Question about Baby Rudin — Theorem 1.20 b)

Question

I won't reproduce the proof here, but here is a link to another MathSE question about the same theorem. I've read Brian M. Scott's answer, but I think I'm missing something — I still don't understand why $m_1$ and $m_2$ are necessary for the proof; why can't we just pick an $m$ like in the following examples?

$$ \text{Let } m = \begin{cases} 5 &\text{if } nx = 4.6 \\ 2 &\text{if } nx = \sqrt{2} \\ -6 &\text{if } nx = -7 \\ \vdots &\text{etc.} \end{cases} , $$

i.e. let $m$ be the next largest integer. I believe this method will always satisfy $m - 1 \leq nx < m$.

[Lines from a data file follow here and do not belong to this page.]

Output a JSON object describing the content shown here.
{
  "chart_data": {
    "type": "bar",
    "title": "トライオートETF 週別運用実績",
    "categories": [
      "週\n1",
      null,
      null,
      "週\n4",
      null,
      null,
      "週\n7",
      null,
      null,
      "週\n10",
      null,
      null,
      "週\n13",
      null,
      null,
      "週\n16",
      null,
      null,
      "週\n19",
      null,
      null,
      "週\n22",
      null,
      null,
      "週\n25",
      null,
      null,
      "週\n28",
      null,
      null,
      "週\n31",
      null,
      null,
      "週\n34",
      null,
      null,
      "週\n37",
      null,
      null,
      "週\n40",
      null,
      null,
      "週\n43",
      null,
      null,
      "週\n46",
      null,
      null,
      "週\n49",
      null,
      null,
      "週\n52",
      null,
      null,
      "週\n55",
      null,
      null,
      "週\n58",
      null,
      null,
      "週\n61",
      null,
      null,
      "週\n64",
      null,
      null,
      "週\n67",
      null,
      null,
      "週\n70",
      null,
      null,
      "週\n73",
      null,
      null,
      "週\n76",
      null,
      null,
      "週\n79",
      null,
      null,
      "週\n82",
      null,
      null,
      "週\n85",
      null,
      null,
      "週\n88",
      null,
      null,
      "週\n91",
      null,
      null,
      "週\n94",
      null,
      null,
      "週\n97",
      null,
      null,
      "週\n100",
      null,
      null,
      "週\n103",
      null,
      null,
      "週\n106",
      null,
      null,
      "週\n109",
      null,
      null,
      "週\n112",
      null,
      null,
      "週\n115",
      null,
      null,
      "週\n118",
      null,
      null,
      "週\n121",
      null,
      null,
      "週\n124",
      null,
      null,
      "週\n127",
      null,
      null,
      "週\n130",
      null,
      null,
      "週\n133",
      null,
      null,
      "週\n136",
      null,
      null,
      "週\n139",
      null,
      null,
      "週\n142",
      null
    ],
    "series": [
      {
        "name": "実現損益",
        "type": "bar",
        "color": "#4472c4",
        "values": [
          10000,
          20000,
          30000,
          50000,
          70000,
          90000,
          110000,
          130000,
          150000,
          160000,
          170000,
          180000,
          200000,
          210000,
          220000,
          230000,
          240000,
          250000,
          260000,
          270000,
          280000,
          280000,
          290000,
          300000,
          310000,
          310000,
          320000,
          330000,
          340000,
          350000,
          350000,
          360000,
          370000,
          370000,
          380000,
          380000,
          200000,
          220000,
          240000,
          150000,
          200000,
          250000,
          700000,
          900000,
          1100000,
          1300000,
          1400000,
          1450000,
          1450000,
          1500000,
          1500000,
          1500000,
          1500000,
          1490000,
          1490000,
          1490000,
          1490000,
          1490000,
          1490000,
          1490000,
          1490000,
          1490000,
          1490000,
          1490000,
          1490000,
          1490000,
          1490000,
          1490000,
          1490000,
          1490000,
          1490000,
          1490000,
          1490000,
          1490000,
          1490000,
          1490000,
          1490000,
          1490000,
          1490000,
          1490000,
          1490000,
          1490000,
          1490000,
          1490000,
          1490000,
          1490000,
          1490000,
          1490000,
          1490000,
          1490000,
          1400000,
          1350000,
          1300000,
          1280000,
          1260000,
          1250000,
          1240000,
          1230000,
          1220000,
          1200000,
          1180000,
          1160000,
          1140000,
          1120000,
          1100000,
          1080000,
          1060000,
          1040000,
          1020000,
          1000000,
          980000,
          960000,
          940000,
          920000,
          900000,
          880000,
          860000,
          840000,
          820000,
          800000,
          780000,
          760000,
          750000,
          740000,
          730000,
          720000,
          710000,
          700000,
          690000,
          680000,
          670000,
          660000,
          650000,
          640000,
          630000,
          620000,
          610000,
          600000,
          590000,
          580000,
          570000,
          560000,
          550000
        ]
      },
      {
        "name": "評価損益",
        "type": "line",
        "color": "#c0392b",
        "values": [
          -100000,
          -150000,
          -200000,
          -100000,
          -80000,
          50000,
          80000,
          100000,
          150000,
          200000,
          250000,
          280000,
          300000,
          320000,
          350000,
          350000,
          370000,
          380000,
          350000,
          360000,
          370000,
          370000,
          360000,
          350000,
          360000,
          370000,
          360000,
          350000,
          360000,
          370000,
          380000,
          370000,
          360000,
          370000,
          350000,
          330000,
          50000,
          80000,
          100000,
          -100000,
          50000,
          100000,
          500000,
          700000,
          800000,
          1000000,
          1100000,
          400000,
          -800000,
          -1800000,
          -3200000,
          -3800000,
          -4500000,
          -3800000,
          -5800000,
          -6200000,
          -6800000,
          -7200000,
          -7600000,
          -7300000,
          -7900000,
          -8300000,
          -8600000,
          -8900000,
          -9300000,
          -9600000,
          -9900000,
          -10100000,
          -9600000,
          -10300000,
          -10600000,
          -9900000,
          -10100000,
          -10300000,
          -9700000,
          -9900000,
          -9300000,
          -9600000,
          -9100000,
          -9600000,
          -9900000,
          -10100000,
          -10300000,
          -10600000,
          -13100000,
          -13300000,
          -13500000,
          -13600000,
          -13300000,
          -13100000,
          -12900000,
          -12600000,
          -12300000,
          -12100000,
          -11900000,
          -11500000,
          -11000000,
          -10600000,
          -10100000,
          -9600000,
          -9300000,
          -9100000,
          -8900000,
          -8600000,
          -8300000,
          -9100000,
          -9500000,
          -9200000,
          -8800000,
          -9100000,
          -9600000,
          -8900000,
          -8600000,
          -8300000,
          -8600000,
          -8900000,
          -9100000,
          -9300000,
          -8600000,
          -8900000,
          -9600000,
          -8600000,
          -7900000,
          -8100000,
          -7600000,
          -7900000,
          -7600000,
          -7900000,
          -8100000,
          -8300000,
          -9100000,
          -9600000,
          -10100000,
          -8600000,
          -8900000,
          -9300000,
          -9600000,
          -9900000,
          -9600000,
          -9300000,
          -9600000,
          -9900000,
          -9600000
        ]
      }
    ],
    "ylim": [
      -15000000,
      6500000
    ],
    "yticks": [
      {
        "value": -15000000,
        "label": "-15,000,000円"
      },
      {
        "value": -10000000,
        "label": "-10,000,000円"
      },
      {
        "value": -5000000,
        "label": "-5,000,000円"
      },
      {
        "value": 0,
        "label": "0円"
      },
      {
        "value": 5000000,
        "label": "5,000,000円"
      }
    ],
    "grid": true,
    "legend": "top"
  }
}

Now I'm guessing that the reason we can't directly pick an $m$ without the help of $m_1$ and $m_2$ has something to do with rigour; I think I would be assuming things about $\mathbb{R}$ that Rudin wouldn't want me to just yet, but I can't quite put my finger on what exactly.

Answer 1

Because at that point we don’t know that there is a next larger integer. As I said in that answer, we could use the well-ordering principle for the natural numbers to show that such an integer exists if we knew that $nx$ was positive, but we don’t: $n$ is positive, but $x$ can be any real number. The argument using $m_1$ and $m_2$ establishes that there is such an $m$ even if $nx$ is negative. This part of the proof of could just as well have been pulled out as a separate lemma or proposition: for any $x\in\Bbb R$ there is in integer $m$ such that $m-1\le x<m$.